As a reminder, the retention rates in the Glau 11 drug trial were less than 50% for the upper plug and this was generated with a commercially available punctal plug design. Also something to highlight for you is our experience over the past several years, shows that retention rates for our devices is slightly better in drug trials than it is in the device-only trials.

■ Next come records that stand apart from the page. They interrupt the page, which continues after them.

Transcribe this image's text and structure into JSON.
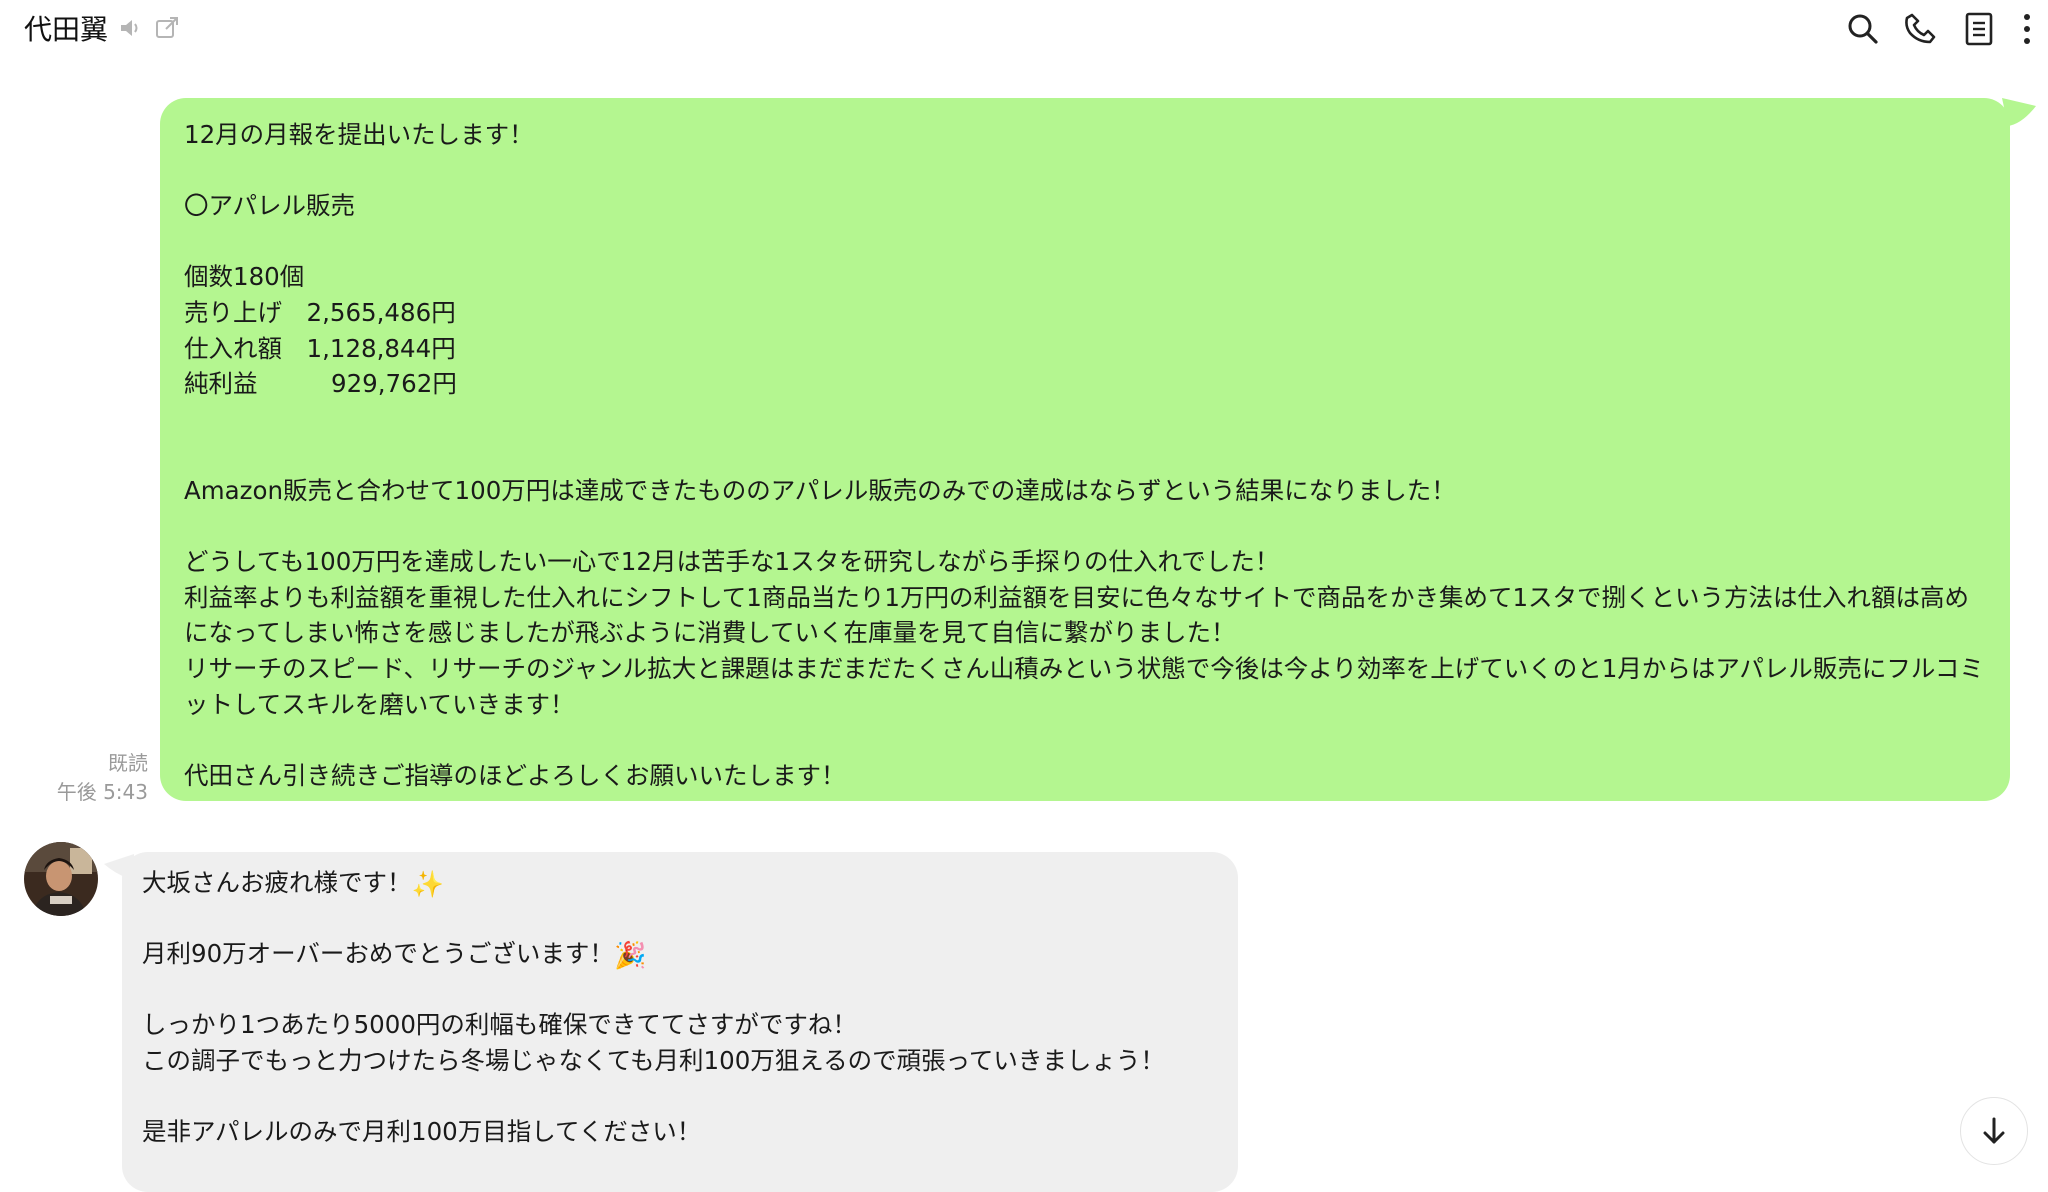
{
  "header": {
    "contact_name": "代田翼",
    "icons": [
      "speaker-icon",
      "popout-icon",
      "search-icon",
      "phone-icon",
      "notes-icon",
      "more-icon"
    ]
  },
  "outgoing": {
    "text": "12月の月報を提出いたします！\n\n〇アパレル販売\n\n個数180個\n売り上げ　2,565,486円\n仕入れ額　1,128,844円\n純利益　　　929,762円\n\n\nAmazon販売と合わせて100万円は達成できたもののアパレル販売のみでの達成はならずという結果になりました！\n\nどうしても100万円を達成したい一心で12月は苦手な1スタを研究しながら手探りの仕入れでした！\n利益率よりも利益額を重視した仕入れにシフトして1商品当たり1万円の利益額を目安に色々なサイトで商品をかき集めて1スタで捌くという方法は仕入れ額は高めになってしまい怖さを感じましたが飛ぶように消費していく在庫量を見て自信に繋がりました！\nリサーチのスピード、リサーチのジャンル拡大と課題はまだまだたくさん山積みという状態で今後は今より効率を上げていくのと1月からはアパレル販売にフルコミットしてスキルを磨いていきます！\n\n代田さん引き続きご指導のほどよろしくお願いいたします！",
    "read_label": "既読",
    "time": "午後 5:43",
    "bubble_color": "#b4f690"
  },
  "incoming": {
    "line1": "大坂さんお疲れ様です！",
    "emoji1": "✨",
    "line2": "月利90万オーバーおめでとうございます！",
    "emoji2": "🎉",
    "rest": "しっかり1つあたり5000円の利幅も確保できててさすがですね！\nこの調子でもっと力つけたら冬場じゃなくても月利100万狙えるので頑張っていきましょう！\n\n是非アパレルのみで月利100万目指してください！",
    "bubble_color": "#efefef"
  },
  "scroll_down_icon": "arrow-down-icon"
}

And usually that is favoring the drug trials by about 5%. And we expect this is the case, because the patients enrolled in the drug trials, generally are more careful about their plugs, since they're aware the device is delivering their daily glaucoma medication.
So this initial retention rate of 81% is encouraging to us. And we'll continue to refine our proprietary upper plug and strive to generate more and longer-term data, to ensure that we have an upper plug that is relatively easy to insert, it's comfortable for the patients and has good retention rates like our proprietary lower punctal plug. You can expect to hear periodic updates from us during 2012 on the progress on the device front.
Now, I want to turn to the drug delivery front. We will soon be initiating two Phase II trials, enrolling approximately 110 to 115 patients in total between the two trials. And the trials are designed to answer the question, what drove the efficacy we demonstrated in the last trial? As a reminder, we demonstrated a 5.7 mmHg reduction and intraocular pressure in one month.